L’attesa è lunga. Giù in reparto c’è un’emergenza. I bimbi al quinto piano aspettano nella stanza giochi. E giocano sereni. E le ore passano felici. E l’emergenza riceve tutte le risorse necessarie. Ma stavolta siamo dall’altra parte.
Arriva il nostro turno, nella penombra della saletta ecografica Cesare è un po’ timoroso, poi gli viene chiesto del suo autobussone preferito, quello grigio con la striscia rossa, e Cesare si rilassa. Guarda il suo cuoricino in TV, lo ascolta fare ciuff ciuff, poi piomba in un sonno ristoratore, alla terza ora di attesa.
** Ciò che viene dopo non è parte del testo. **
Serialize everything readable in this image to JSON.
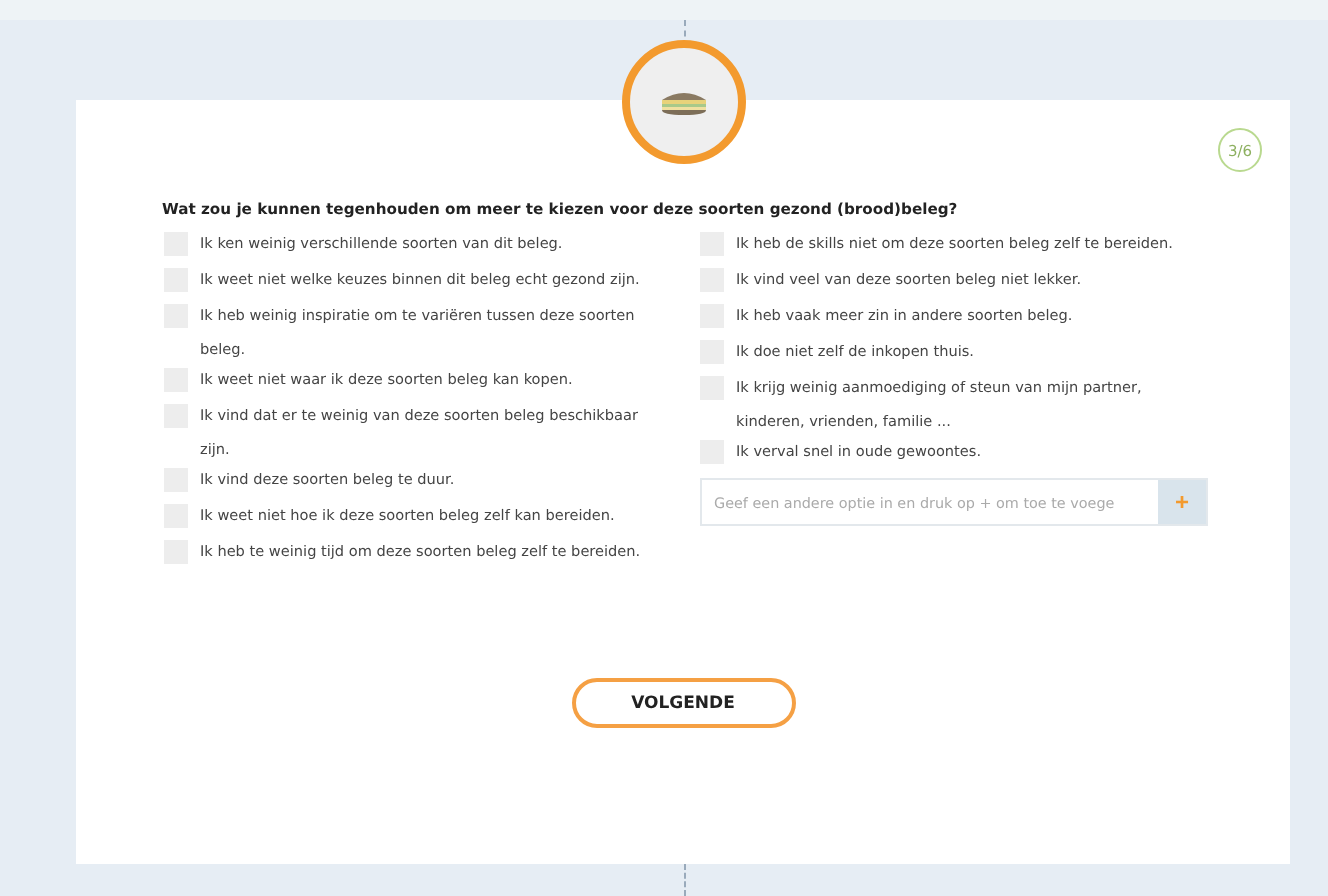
{
  "step": "3/6",
  "question": "Wat zou je kunnen tegenhouden om meer te kiezen voor deze soorten gezond (brood)beleg?",
  "columns": [
    [
      {
        "label": "Ik ken weinig verschillende soorten van dit beleg.",
        "checked": false
      },
      {
        "label": "Ik weet niet welke keuzes binnen dit beleg echt gezond zijn.",
        "checked": false
      },
      {
        "label": "Ik heb weinig inspiratie om te variëren tussen deze soorten beleg.",
        "checked": false
      },
      {
        "label": "Ik weet niet waar ik deze soorten beleg kan kopen.",
        "checked": false
      },
      {
        "label": "Ik vind dat er te weinig van deze soorten beleg beschikbaar zijn.",
        "checked": false
      },
      {
        "label": "Ik vind deze soorten beleg te duur.",
        "checked": false
      },
      {
        "label": "Ik weet niet hoe ik deze soorten beleg zelf kan bereiden.",
        "checked": false
      },
      {
        "label": "Ik heb te weinig tijd om deze soorten beleg zelf te bereiden.",
        "checked": false
      }
    ],
    [
      {
        "label": "Ik heb de skills niet om deze soorten beleg zelf te bereiden.",
        "checked": false
      },
      {
        "label": "Ik vind veel van deze soorten beleg niet lekker.",
        "checked": false
      },
      {
        "label": "Ik heb vaak meer zin in andere soorten beleg.",
        "checked": false
      },
      {
        "label": "Ik doe niet zelf de inkopen thuis.",
        "checked": false
      },
      {
        "label": "Ik krijg weinig aanmoediging of steun van mijn partner, kinderen, vrienden, familie ...",
        "checked": false
      },
      {
        "label": "Ik verval snel in oude gewoontes.",
        "checked": false
      }
    ]
  ],
  "other": {
    "placeholder": "Geef een andere optie in en druk op + om toe te voege",
    "button": "+"
  },
  "next_button": "VOLGENDE"
}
Prima ancora di scrivere il referto un commento a bassa voce:
Le polmonari sono molto ben perfuse. E questo ci conquista!
Tutto OK. Ci si vede l’anno prossimo, marzo 2009. Stesso giorno.
E allora usciamo, salutiamo il reparto e andiamo al bar camst del S. Orsola. Cesare cammina nel parco dell’ospedale con un genitore per ogni mano. Raccoglie bastoni e li tira, gioca contento. Mangia con noi al bancone del bar, come un grande.
Dove un tempo lo aspettavamo drogati di cornetti alla crema. Soli.
Stavolta basta una birra piccola ad ubriacarci.
Cosa c’era di strano? Cesare ha mangiato con noi. Ecco cosa.